5 novembre 2018
Une homosexualité réprimée le pousse à consulter de la pornographie juvénile
Par: Sarah-Eve Charland

Un homme de Saint-Joseph-de-Sorel fait face à plusieurs chefs d'accusation liés à de la pornographie juvénile. (Photo : Archives)

Stéphane Houde, de Saint-Joseph-de-Sorel, a développé des problèmes névrotiques en raison d’une orientation homosexuelle réprimée, selon le psychiatre entendu durant son procès. C’est notamment l’une des raisons qui l’auraient poussé à consulter de la pornographie juvénile et à reproduire des dessins explicites.

Le psychiatre Edouard Beltrami a été le dernier témoin présenté lors du procès de l’homme de 57 ans les 1er et 2 novembre au palais de justice de Sorel-Tracy.

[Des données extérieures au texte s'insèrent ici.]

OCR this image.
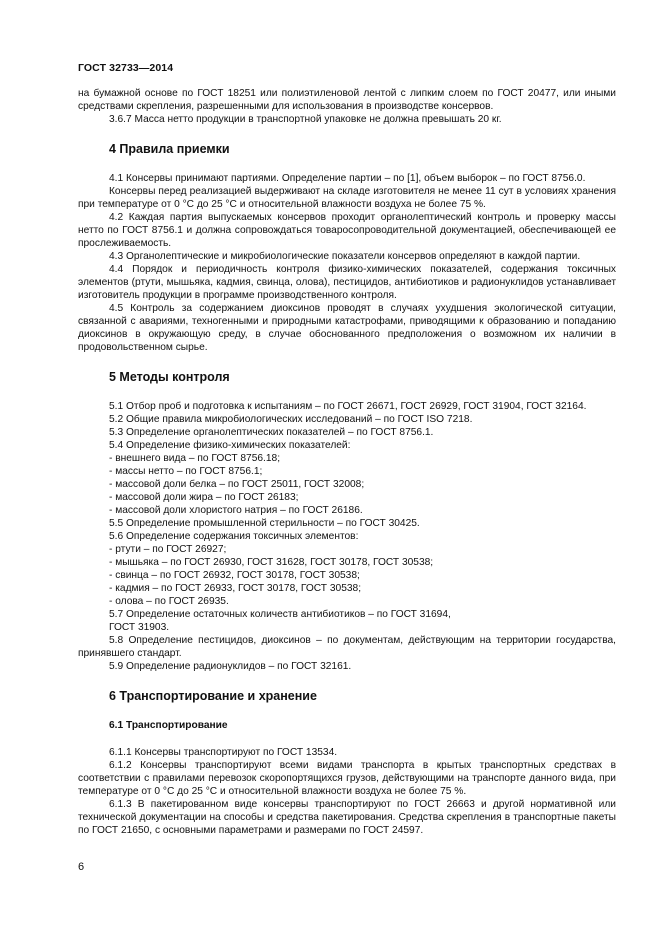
ГОСТ 32733—2014

на бумажной основе по ГОСТ 18251 или полиэтиленовой лентой с липким слоем по ГОСТ 20477, или иными средствами скрепления, разрешенными для использования в производстве консервов.

3.6.7 Масса нетто продукции в транспортной упаковке не должна превышать 20 кг.

4 Правила приемки

4.1 Консервы принимают партиями. Определение партии – по [1], объем выборок – по ГОСТ 8756.0.

Консервы перед реализацией выдерживают на складе изготовителя не менее 11 сут в условиях хранения при температуре от 0 °С до 25 °С и относительной влажности воздуха не более 75 %.

4.2 Каждая партия выпускаемых консервов проходит органолептический контроль и проверку массы нетто по ГОСТ 8756.1 и должна сопровождаться товаросопроводительной документацией, обеспечивающей ее прослеживаемость.

4.3 Органолептические и микробиологические показатели консервов определяют в каждой партии.

4.4 Порядок и периодичность контроля физико-химических показателей, содержания токсичных элементов (ртути, мышьяка, кадмия, свинца, олова), пестицидов, антибиотиков и радионуклидов устанавливает изготовитель продукции в программе производственного контроля.

4.5 Контроль за содержанием диоксинов проводят в случаях ухудшения экологической ситуации, связанной с авариями, техногенными и природными катастрофами, приводящими к образованию и попаданию диоксинов в окружающую среду, в случае обоснованного предположения о возможном их наличии в продовольственном сырье.

5 Методы контроля

5.1 Отбор проб и подготовка к испытаниям – по ГОСТ 26671, ГОСТ 26929, ГОСТ 31904, ГОСТ 32164.

5.2 Общие правила микробиологических исследований – по ГОСТ ISO 7218.

5.3 Определение органолептических показателей – по ГОСТ 8756.1.

5.4 Определение физико-химических показателей:

- внешнего вида – по ГОСТ 8756.18;

- массы нетто – по ГОСТ 8756.1;

- массовой доли белка – по ГОСТ 25011, ГОСТ 32008;

- массовой доли жира – по ГОСТ 26183;

- массовой доли хлористого натрия – по ГОСТ 26186.

5.5 Определение промышленной стерильности – по ГОСТ 30425.

5.6 Определение содержания токсичных элементов:

- ртути – по ГОСТ 26927;

- мышьяка – по ГОСТ 26930, ГОСТ 31628, ГОСТ 30178, ГОСТ 30538;

- свинца – по ГОСТ 26932, ГОСТ 30178, ГОСТ 30538;

- кадмия – по ГОСТ 26933, ГОСТ 30178, ГОСТ 30538;

- олова – по ГОСТ 26935.

5.7 Определение остаточных количеств антибиотиков – по ГОСТ 31694,

ГОСТ 31903.

5.8 Определение пестицидов, диоксинов – по документам, действующим на территории государства, принявшего стандарт.

5.9 Определение радионуклидов – по ГОСТ 32161.

6 Транспортирование и хранение
6.1 Транспортирование

6.1.1 Консервы транспортируют по ГОСТ 13534.

6.1.2 Консервы транспортируют всеми видами транспорта в крытых транспортных средствах в соответствии с правилами перевозок скоропортящихся грузов, действующими на транспорте данного вида, при температуре от 0 °С до 25 °С и относительной влажности воздуха не более 75 %.

6.1.3 В пакетированном виде консервы транспортируют по ГОСТ 26663 и другой нормативной или технической документации на способы и средства пакетирования. Средства скрепления в транспортные пакеты по ГОСТ 21650, с основными параметрами и размерами по ГОСТ 24597.

6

Le procès a commencé à l’automne 2017, mais a été interrompu par le dépôt de requêtes au cours de la dernière année. Les avocats de la Couronne et de la défense déposeront leurs plaidoiries par écrit au cours des prochaines semaines.

« L’accusé ne présente pas de pathologie. Le seul problème est son retrait avec la société. Il a des problèmes névrotiques liés à une orientation sexuelle réprimée », a affirmé le Dr Beltrami.

Les policiers ont trouvé, selon ce qui a été présenté en Cour, 234 fichiers d’images pornographiques mettant en scène des enfants d’âge mineur sur une tablette électronique lors d’une perquisition en septembre 2013. Ils ont aussi découvert plusieurs dessins explicites, des sous-vêtements et des objets érotiques dans un bas de laine.

« Il me disait qu’il cherchait de jeunes garçons sur lesquels il se projetait. […] C’est lui qu’il voulait représenter. Les garçons représentaient un individu moins fort physiquement et humilié de plusieurs façons », mentionne le psychiatre.

Les événements reprochés se seraient déroulés entre le 1er janvier 2007 et le 8 août 2012. L’accusé fait face à six chefs d’accusation de production, de possession et d’avoir rendu accessible de la pornographie juvénile.

« À une certaine époque, il n’avait pas fait son propre diagnostic. Il était habité d’une grande souffrance liée à une orientation sexuelle réprimée. […] Il utilisait les dessins comme bouée de sauvetage », ajoute le témoin.

Le juge Dominique Dudemaine a questionné le psychiatre sur son évaluation à savoir s’il a entrevu l’ensemble de la preuve avant de produire un rapport déposé devant le tribunal. Dr Beltrami a consulté les dessins explicites et les rapports policiers, notamment celui ayant permis d’obtenir le mandat de perquisition.

« Je jugeais que c’était suffisant. […] Il n’y a aucun doute qu’il a consulté certains sites. Je signale que l’accusé n’encourage pas d’autres personnes à faire de même et qu’il reconnaît que ça nuit aux enfants exploités dans les photos utilisées », conclut-il.

M. Houde est en liberté durant les procédures judiciaires.